MiniMax releases the MID open source model MiniMax-M1 training costs only $5.35 million.

MiniMax released MiniMax-M1, the first global ** Open Source** large-scale mixed attention reasoning language model. The main features of this model are the integration of **Mode (MoE) and efficient Lighting Attention mechanisms, which have significant advantages in the speed of reasoning, long text processing and performance of complex tasks. In most missions, MiniMax-M1 ** is significantly superior to other open-source large models (e.g. Qwen3, DeepSeek-R1)** and is approaching or even partially exceeding commercial closed-source models. 该模型基于前代模型 MiniMax-Text-01 开发,总参数规模为 4560亿,每个token激活参数为 45.9亿,支持最长 100万tokens 的上下文输入(约为 DeepSeek R1 的8倍)。

# Model version

MiniMax-M1-40K: Context: 1 million MiniMax-M1-80K: Context: 1 million

** Mixed expert model (Mixture-of-Experts, MoE)**

  • Every token activates about 4.590 billion parameters (456 billion total parameters), using only some experts to improve the efficiency of reasoning.

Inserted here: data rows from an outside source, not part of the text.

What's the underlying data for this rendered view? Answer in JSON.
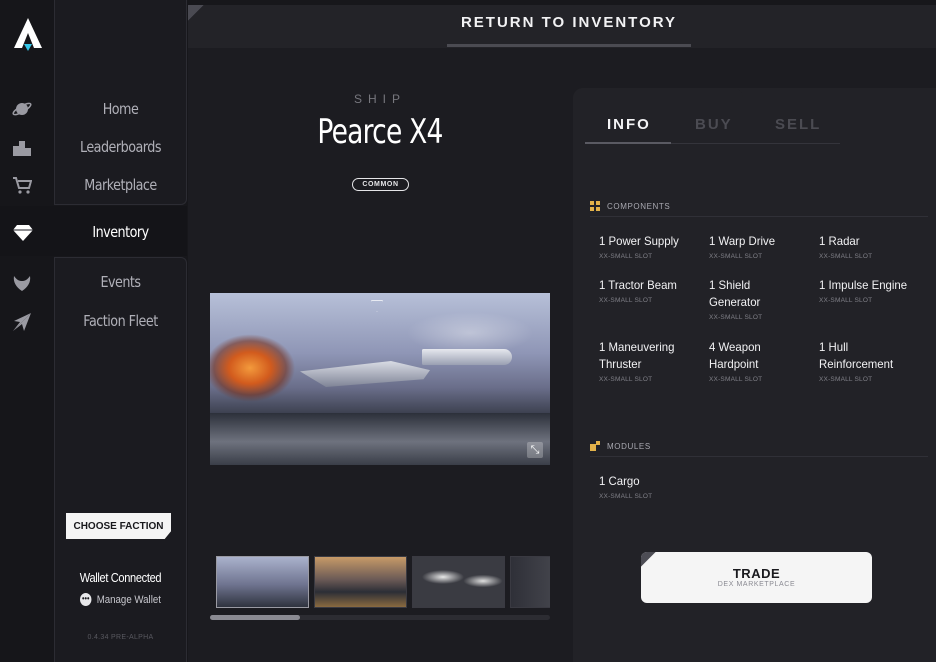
{
  "nav": {
    "items": [
      {
        "label": "Home",
        "icon": "planet-icon"
      },
      {
        "label": "Leaderboards",
        "icon": "podium-icon"
      },
      {
        "label": "Marketplace",
        "icon": "cart-icon"
      },
      {
        "label": "Inventory",
        "icon": "diamond-icon"
      },
      {
        "label": "Events",
        "icon": "phoenix-icon"
      },
      {
        "label": "Faction Fleet",
        "icon": "fleet-icon"
      }
    ],
    "active": "Inventory",
    "choose_faction": "CHOOSE FACTION",
    "wallet_status": "Wallet Connected",
    "manage_wallet": "Manage Wallet",
    "version": "0.4.34 PRE-ALPHA"
  },
  "header": {
    "return_label": "RETURN TO INVENTORY"
  },
  "ship": {
    "kicker": "SHIP",
    "name": "Pearce X4",
    "rarity": "COMMON"
  },
  "gallery": {
    "thumbnail_count": 4,
    "selected_index": 0
  },
  "tabs": [
    {
      "label": "INFO",
      "active": true
    },
    {
      "label": "BUY",
      "active": false
    },
    {
      "label": "SELL",
      "active": false
    }
  ],
  "components": {
    "title": "COMPONENTS",
    "items": [
      {
        "name": "1 Power Supply",
        "slot": "XX-SMALL SLOT"
      },
      {
        "name": "1 Warp Drive",
        "slot": "XX-SMALL SLOT"
      },
      {
        "name": "1 Radar",
        "slot": "XX-SMALL SLOT"
      },
      {
        "name": "1 Tractor Beam",
        "slot": "XX-SMALL SLOT"
      },
      {
        "name": "1 Shield Generator",
        "slot": "XX-SMALL SLOT"
      },
      {
        "name": "1 Impulse Engine",
        "slot": "XX-SMALL SLOT"
      },
      {
        "name": "1 Maneuvering Thruster",
        "slot": "XX-SMALL SLOT"
      },
      {
        "name": "4 Weapon Hardpoint",
        "slot": "XX-SMALL SLOT"
      },
      {
        "name": "1 Hull Reinforcement",
        "slot": "XX-SMALL SLOT"
      }
    ]
  },
  "modules": {
    "title": "MODULES",
    "items": [
      {
        "name": "1 Cargo",
        "slot": "XX-SMALL SLOT"
      }
    ]
  },
  "trade": {
    "title": "TRADE",
    "subtitle": "DEX MARKETPLACE"
  },
  "colors": {
    "background": "#17171b",
    "panel": "#222227",
    "accent_yellow": "#e3b24a",
    "text": "#f2f2f4",
    "muted": "#808088"
  }
}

  • Balanced the contradiction between “large model capabilities” and “landable deployments”.

** Lighting Attention mechanism**

  • An optimised approach to attention devoted to the large-scale context**.

  • MiniMax-M1 was calculated at only 25 per cent of the 100,000 tokens generated tasks compared to models such as DeepSeek R1.

** Super-long context **

  • The background of 1 million token, far more than most of the same models (e.g. DeepSeek R1 supports 128K).

Training costs

  • RL intensive training only takes 3 weeks + 512 H800 GPU

  • ** Total cost is only $5.35 million**

MiniMax-M1 Performance

I’ll be right back

1. ** Mathematical and logical reasoning**

  • High score in AIME 2024 competition 86.0%

  • near-full (96.8%) at MATH-500

  • Demonstrating excellent thinking in the chain (Chain-of-Thought)

  • The SFT + RL phase sharpens the path of reflective reasoning

  1. General and advanced programming tasks
  • Covers from LiveCodeBnch to FullStackBnch

  • Demonstrate a comprehensive understanding of the syntax, logic and structure of the code

  • Stable performance, suitable for code generation or smart IDE integration

3. ** Real software engineering tasks**

  • SWE-bench: Validation model for bug restoration and PR submission automatically based on real GitHub problems

  • MiniMax-M1 constructed the real sandbox system and validated it at the code implementation level

  • Score 56%, stronger than all open-source models, after the latest closed-source model

4. Super-long text capability

  • Support 1 million tokens context (original support)

  • The performance of the MRRCR, LongBnch, etc.: **MRCR-128K score 73.4% **: closer to real understanding than GPT-4

  • Capable of handling complex instructions, legal documents, scientific documents, etc.

5. Agent Capabilities: Tool Use and Call

  • TAU-bench simulation real API use scene

  • MiniMax-M1 over Gemini 2.5 and Claude 4:30. Airline: 62%

  • Retail: 63.5%

It shows that it has a strong ability to adapt to complex reasoning and motion-driven intelligent tasks.

# 6. ** Dialogue and assistant capabilities**

  • MultiChallenge score of 44.7%.

  • Same as Claude 4, DeepSeek-R1

  • Be stable in multi-mission dialogues, suitable for use as a base model for assistants

# 7. ** Weakness: less ability to question and answer facts**

  • 18.5% on SimpleQA, indicating: Accurate answers to short, clear questions and room for improvement.

  • Related to training data distribution or incentive model preferences

MiniMax-M1 Technological innovations and bright spots

# Structural innovation: ** Mixed Attention Mechanism**

  1. Righting Attention + Softmax Attention
  • Lighting Attention is a linear complexity attention mechanism, replacing the traditional Quadratic approach, which is more slowly calculated with the length of the text.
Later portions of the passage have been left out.